A must-know guide to Annaly Capital's 1Q14 earnings (Part 4 of 5)

(Continued from Part 3)

Highlights of the conference call

On the company’s conference call to analysts and investors, Annaly CEO Wellington Denahan addressed the current interest rate environment and where she saw the company heading in the future.

On the current interest rate environment

Denahan said, “The first quarter of 2014 was a mix of conflicting signals. A combination of bad weather and bad communication caused confusion among policymakers and investors. During her first official press conference, Chairman Yellen was coaxed in the Q&A into defining ‘extended period.’ She sheepishly responded that it was six months, only later to soften such precision in subsequent speeches.”

For what it’s worth, Janet Yellen did throw the markets for a loop on the “six months” comment, although she didn’t forecast that the Fed would start raising rates in six months, just that it was a possibility.

Denahan further remarked, “During the quarter, the 10-year treasury briefly touched 3%, but has since traded at the richer end of the range, giving us some pause. We feel there will be opportunity in a weather-related rebound in the economic data that would provide good entry points  in the quarters ahead.”

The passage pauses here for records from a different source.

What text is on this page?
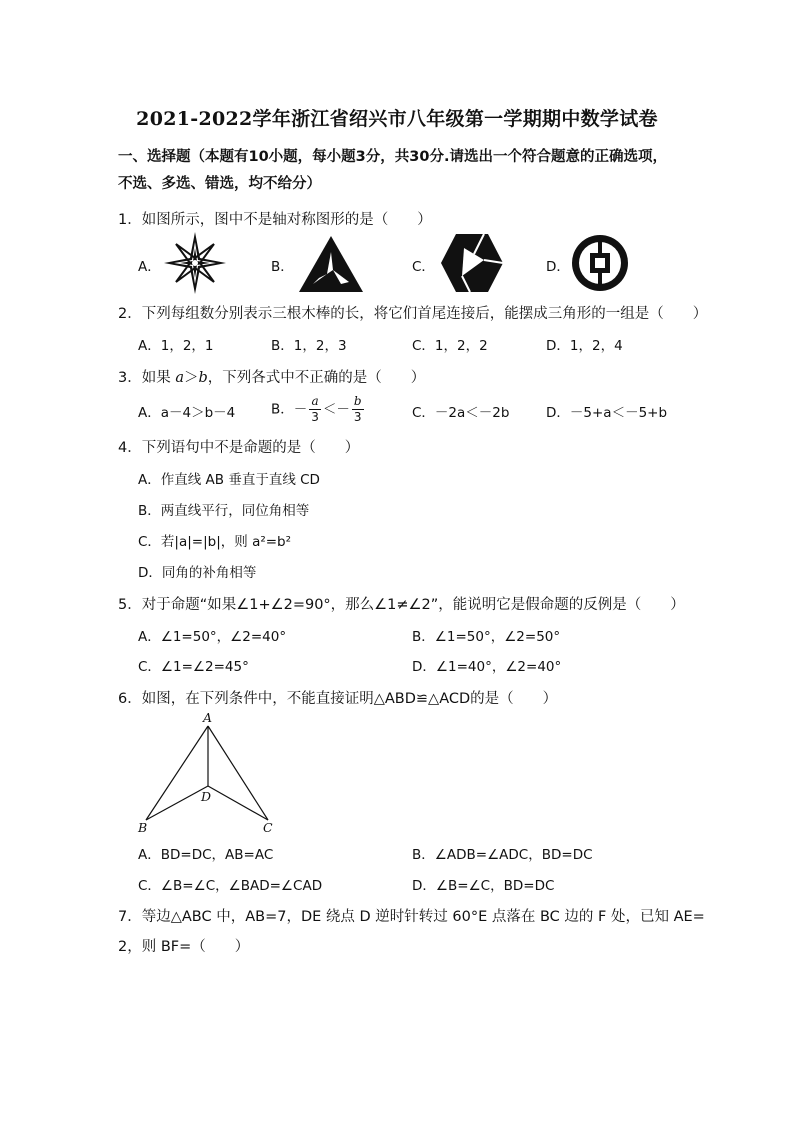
2021-2022学年浙江省绍兴市八年级第一学期期中数学试卷
一、选择题（本题有10小题，每小题3分，共30分.请选出一个符合题意的正确选项，不选、多选、错选，均不给分）
1．如图所示，图中不是轴对称图形的是（　　）
A．	B．	C．	D．
2．下列每组数分别表示三根木棒的长，将它们首尾连接后，能摆成三角形的一组是（　　）
A．1，2，1	B．1，2，3	C．1，2，2	D．1，2，4
3．如果 a＞b，下列各式中不正确的是（　　）
A．a－4＞b－4	B．－ $\frac{a}{3} <- \frac{b}{3}$	C．－2a＜－2b	D．－5+a＜－5+b
4．下列语句中不是命题的是（　　）
A．作直线 AB 垂直于直线 CD
B．两直线平行，同位角相等
C．若|a|=|b|，则 a²=b²
D．同角的补角相等
5．对于命题“如果∠1+∠2=90°，那么∠1≠∠2”，能说明它是假命题的反例是（　　）
A．∠1=50°，∠2=40°	B．∠1=50°，∠2=50°
C．∠1=∠2=45°	D．∠1=40°，∠2=40°
6．如图，在下列条件中，不能直接证明△ABD≌△ACD的是（　　）
A
D
B	C
A．BD=DC，AB=AC	B．∠ADB=∠ADC，BD=DC
C．∠B=∠C，∠BAD=∠CAD	D．∠B=∠C，BD=DC
7．等边△ABC 中，AB=7，DE 绕点 D 逆时针转过 60°E 点落在 BC 边的 F 处，已知 AE=
2，则 BF=（　　）
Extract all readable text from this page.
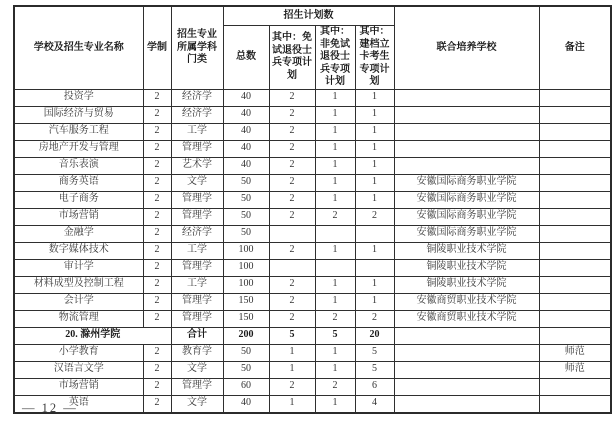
学校及招生专业名称	学制	招生专业所属学科门类	招生计划数				联合培养学校	备注
			总数	其中：免试退役士兵专项计划	其中：非免试退役士兵专项计划	其中：建档立卡考生专项计划		
投资学	2	经济学	40	2	1	1		
国际经济与贸易	2	经济学	40	2	1	1		
汽车服务工程	2	工学	40	2	1	1		
房地产开发与管理	2	管理学	40	2	1	1		
音乐表演	2	艺术学	40	2	1	1		
商务英语	2	文学	50	2	1	1	安徽国际商务职业学院	
电子商务	2	管理学	50	2	1	1	安徽国际商务职业学院	
市场营销	2	管理学	50	2	2	2	安徽国际商务职业学院	
金融学	2	经济学	50				安徽国际商务职业学院	
数字媒体技术	2	工学	100	2	1	1	铜陵职业技术学院	
审计学	2	管理学	100				铜陵职业技术学院	
材料成型及控制工程	2	工学	100	2	1	1	铜陵职业技术学院	
会计学	2	管理学	150	2	1	1	安徽商贸职业技术学院	
物流管理	2	管理学	150	2	2	2	安徽商贸职业技术学院	
20. 滁州学院		合计	200	5	5	20		
小学教育	2	教育学	50	1	1	5		师范
汉语言文学	2	文学	50	1	1	5		师范
市场营销	2	管理学	60	2	2	6		
英语	2	文学	40	1	1	4		
— 12 —
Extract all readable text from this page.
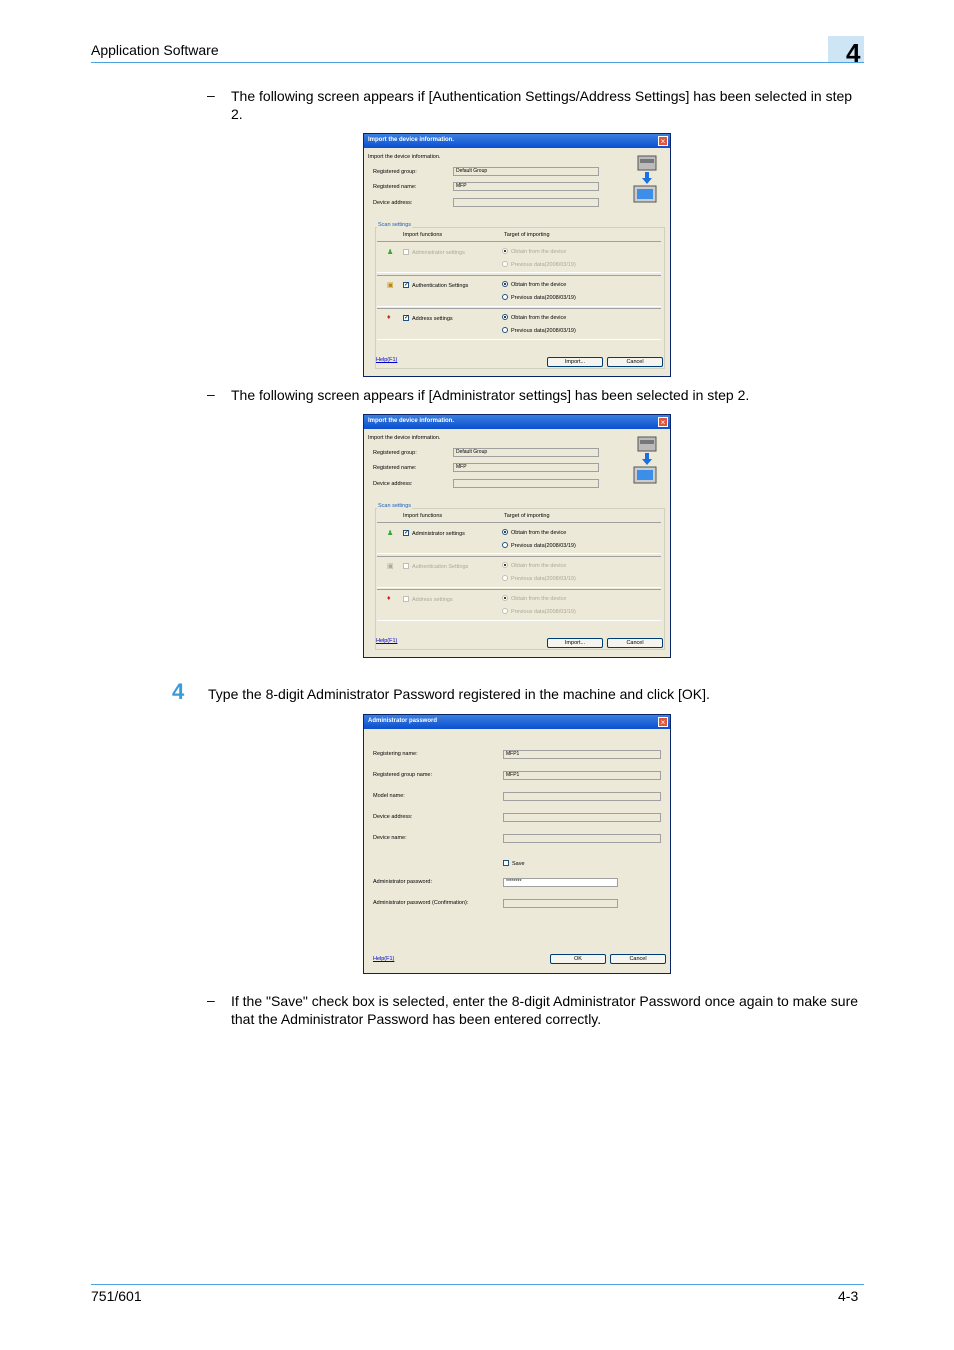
Application Software	4
– The following screen appears if [Authentication Settings/Address Settings] has been selected in step 2.
Import the device information.	×
Import the device information.
Registered group:	Default Group
Registered name:	MFP
Device address:
Scan settings
Import functions	Target of importing
♟	Administrator settings	Obtain from the device
Previous data(2008/03/19)
▣ ✓ Authentication Settings	Obtain from the device
Previous data(2008/03/19)
♦ ✓ Address settings	Obtain from the device
Previous data(2008/03/19)
Help(F1)	Import...	Cancel
– The following screen appears if [Administrator settings] has been selected in step 2.
Import the device information.	×
Import the device information.
Registered group:	Default Group
Registered name:	MFP
Device address:
Scan settings
Import functions	Target of importing
♟ ✓ Administrator settings	Obtain from the device
Previous data(2008/03/19)
▣	Authentication Settings	Obtain from the device
Previous data(2008/03/19)
♦	Address settings	Obtain from the device
Previous data(2008/03/19)
Help(F1)	Import...	Cancel
4 Type the 8-digit Administrator Password registered in the machine and click [OK].
Administrator password	×
Registering name:	MFP1
Registered group name:	MFP1
Model name:
Device address:
Device name:
Save
Administrator password:	********
Administrator password (Confirmation):
Help(F1)	OK	Cancel
– If the "Save" check box is selected, enter the 8-digit Administrator Password once again to make sure that the Administrator Password has been entered correctly.
751/601	4-3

What Denehan is basically saying is that the ten-year has been trading in a range of 2.6% to 3.0% for quite some time, and it’s trading at the low end of that range currently. The drop in yield may have been driven by the weaker GDP report a few weeks ago, and she’s betting that second quarter economic growth will rebound smartly, as Q1′s weakness was weather-related. Economic strength is generally bond-bearish, and she’s saying that while she wants to invest, she isn’t going to chase anything.

This view on the economy would apply to other REITs, like MFA Financial (MFA), Capstead (CMO), or Hatteras (HTS).

Changes in investment posture

The biggest change will be that the company will transition from a defensive posture (low leverage and heavy hedges) to a more offensive posture (more leverage, less hedging). On the fourth quarter conference call, Denahan mentioned that Annaly could add $24 billion in assets to reach 7x leverage, which would leave the company still less levered than its peers.

Note that American Capital Agency (AGNC)—Annaly’s biggest competitor—has not only been buying its own stock, but it has also been buying stock in its competitors.

If Annaly increases leverage and rates manages to hold in here, then its earnings should increase, which would mean a higher dividend per share.